The mixed attack can be launched at any valid target (at any castle with at least one soldier). However, the infantry attack cannot be launched if the previous attack on the targeted castle had the same type, no matter when and by whom it was launched. The same applies to the cavalry attack. A castle that was not attacked at all can be targeted by any type of attack.
The King who launches the last attack will be glorified as the conqueror of the Red Kingdom, so both Kings want to launch the last attack (and they are wise enough to find a strategy that allows them to do it no matter what are the actions of their opponent, if such strategy exists). The White King is leading his first attack, and you are responsible for planning it. Can you calculate the number of possible options for the first attack that allow the White King to launch the last attack? Each option for the first attack is represented by the targeted castle and the type of attack, and two options are different if the targeted castles or the types of attack are different.
\(1 \le n \le 3 \cdot 10^5\),\(1 \le x, y, z \le 5\),\(1 \le a_i \le 10^{18}\)。
题解
https://codeforces.com/blog/entry/74640
目的明确地找规律。
This problem seems like a version of Nim with some forbidden moves, so let's try to apply Sprague-Grundy theory to it.
First of all, we may treat each castle as a separate game, compute its Grundy value, and then XOR them to determine who is the winner of the game. When analyzing the state of a castle, we have to know two things: the number of remaining soldiers in it and the type of the last attack performed on it.
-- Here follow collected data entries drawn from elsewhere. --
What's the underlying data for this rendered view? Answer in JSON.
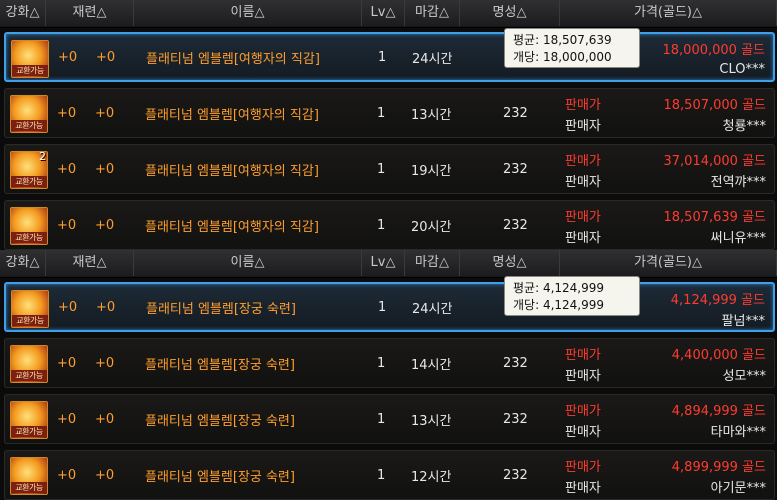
{
  "header": {
    "col_enhance": "강화△",
    "col_refine": "재련△",
    "col_name": "이름△",
    "col_lv": "Lv△",
    "col_deadline": "마감△",
    "col_fame": "명성△",
    "col_price": "가격(골드)△"
  },
  "icon_tag": "교환가능",
  "seller_label": "판매가",
  "seller_name_label": "판매자",
  "groups": [
    {
      "tooltip": {
        "avg_label": "평균:",
        "avg": "18,507,639",
        "unit_label": "개당:",
        "unit": "18,000,000"
      },
      "rows": [
        {
          "enhance": "+0",
          "refine": "+0",
          "name": "플래티넘 엠블렘[여행자의 직감]",
          "lv": "1",
          "time": "24시간",
          "fame": "",
          "price": "18,000,000 골드",
          "seller": "CLO***",
          "count": ""
        },
        {
          "enhance": "+0",
          "refine": "+0",
          "name": "플래티넘 엠블렘[여행자의 직감]",
          "lv": "1",
          "time": "13시간",
          "fame": "232",
          "price": "18,507,000 골드",
          "seller": "청룡***",
          "count": ""
        },
        {
          "enhance": "+0",
          "refine": "+0",
          "name": "플래티넘 엠블렘[여행자의 직감]",
          "lv": "1",
          "time": "19시간",
          "fame": "232",
          "price": "37,014,000 골드",
          "seller": "전역꺄***",
          "count": "2"
        },
        {
          "enhance": "+0",
          "refine": "+0",
          "name": "플래티넘 엠블렘[여행자의 직감]",
          "lv": "1",
          "time": "20시간",
          "fame": "232",
          "price": "18,507,639 골드",
          "seller": "써니유***",
          "count": ""
        }
      ]
    },
    {
      "tooltip": {
        "avg_label": "평균:",
        "avg": "4,124,999",
        "unit_label": "개당:",
        "unit": "4,124,999"
      },
      "rows": [
        {
          "enhance": "+0",
          "refine": "+0",
          "name": "플래티넘 엠블렘[장궁 숙련]",
          "lv": "1",
          "time": "24시간",
          "fame": "",
          "price": "4,124,999 골드",
          "seller": "팔넘***",
          "count": ""
        },
        {
          "enhance": "+0",
          "refine": "+0",
          "name": "플래티넘 엠블렘[장궁 숙련]",
          "lv": "1",
          "time": "14시간",
          "fame": "232",
          "price": "4,400,000 골드",
          "seller": "성모***",
          "count": ""
        },
        {
          "enhance": "+0",
          "refine": "+0",
          "name": "플래티넘 엠블렘[장궁 숙련]",
          "lv": "1",
          "time": "13시간",
          "fame": "232",
          "price": "4,894,999 골드",
          "seller": "타마와***",
          "count": ""
        },
        {
          "enhance": "+0",
          "refine": "+0",
          "name": "플래티넘 엠블렘[장궁 숙련]",
          "lv": "1",
          "time": "12시간",
          "fame": "232",
          "price": "4,899,999 골드",
          "seller": "아기문***",
          "count": ""
        }
      ]
    }
  ]
}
So, the state of the game can be treated as a pair.
We can compute Grundy values for each state in a straightforward way, but the constraints are too large to do it. Instead, we should try to search for a period: five consecutive rows (by row we mean a vector of Grundy values for the same number of remaining soldiers, but different types of last attacks) of Grundy values determine all of the values after them, so as soon as we get the same five rows of Grundy values that we already met, we can determine the period.
设 \(f(i,j)\) 表示 \(i\) 个人,上一次操作是 \(j\) 的SG值。那么若 \(f(i)\sim f(i+4)\) 与之前的五行重复了,则 \(f(i+5)\) 一定与之前的五行的下一行一样。
There are \(15\) values stored in these five rows, so the period can be up to \(4^{15}\) — but that's a really generous upper bound. Some intuition can help us to prove something like \(10^5\) or \(10^6\) as an upper bound, but it is better to check all cases with brute force and find out that the period is at most \(36\).
After we've found the period of Grundy values, it's easy to get them in \(O(1)\) for any castle. To count the number of winning moves for the first player, we can compute the XOR-sum of all castles, and for each castle check what happens if we make some type of attack on it: if the XOR-sum becomes \(0\), then this move is winning.
CO int N=3e5+10,K=5;
int64 a[N];
typedef vector<array<int,3> > state;
map<state,int> d;
state s;
void real_main(){
int n=read<int>();
int x=read<int>(),y=read<int>(),z=read<int>();
for(int i=1;i<=n;++i) read(a[i]);
function<int(vector<int>)> mex=[&](vector<int> a)->int{
sort(a.begin(),a.end());
a.erase(unique(a.begin(),a.end()),a.end());
if(a[0]>0) return 0;
for(int i=1;i<(int)a.size();++i)
if(a[i]>a[i-1]+1) return a[i-1]+1;
return a.size();
};
function<state(state)> go=[&](state s)->state{
array<int,3> f;
f[0]=mex({s[K-x][0],s[K-y][1],s[K-z][2]});
f[1]=mex({s[K-x][0],s[K-z][2]});
f[2]=mex({s[K-x][0],s[K-y][1]});
s.erase(s.begin()),s.push_back(f);
return s;
};
d.clear();
state cur(K,{0,0,0});
int cnt=0;
s.clear();
while(!d.count(cur)){
d[cur]=cnt;
s.push_back(cur.back());
cur=go(cur),++cnt;
}
int p=cnt-d[cur],pp=cnt-p;
function<int(int64,int)> calc=[&](int64 x,int t)->int{
if(x<cnt) return s[x][t];
else return s[pp+(x-pp)%p][t];
};
int sum=0;
for(int i=1;i<=n;++i) sum^=calc(a[i],0);
int ans=0;
for(int i=1;i<=n;++i){
sum^=calc(a[i],0);
ans+=sum==calc(max(0LL,a[i]-x),0);
ans+=sum==calc(max(0LL,a[i]-y),1);
ans+=sum==calc(max(0LL,a[i]-z),2);
sum^=calc(a[i],0);
}
printf("%d\n",ans);
}
int main(){
for(int T=read<int>();T--;) real_main();
return 0;
}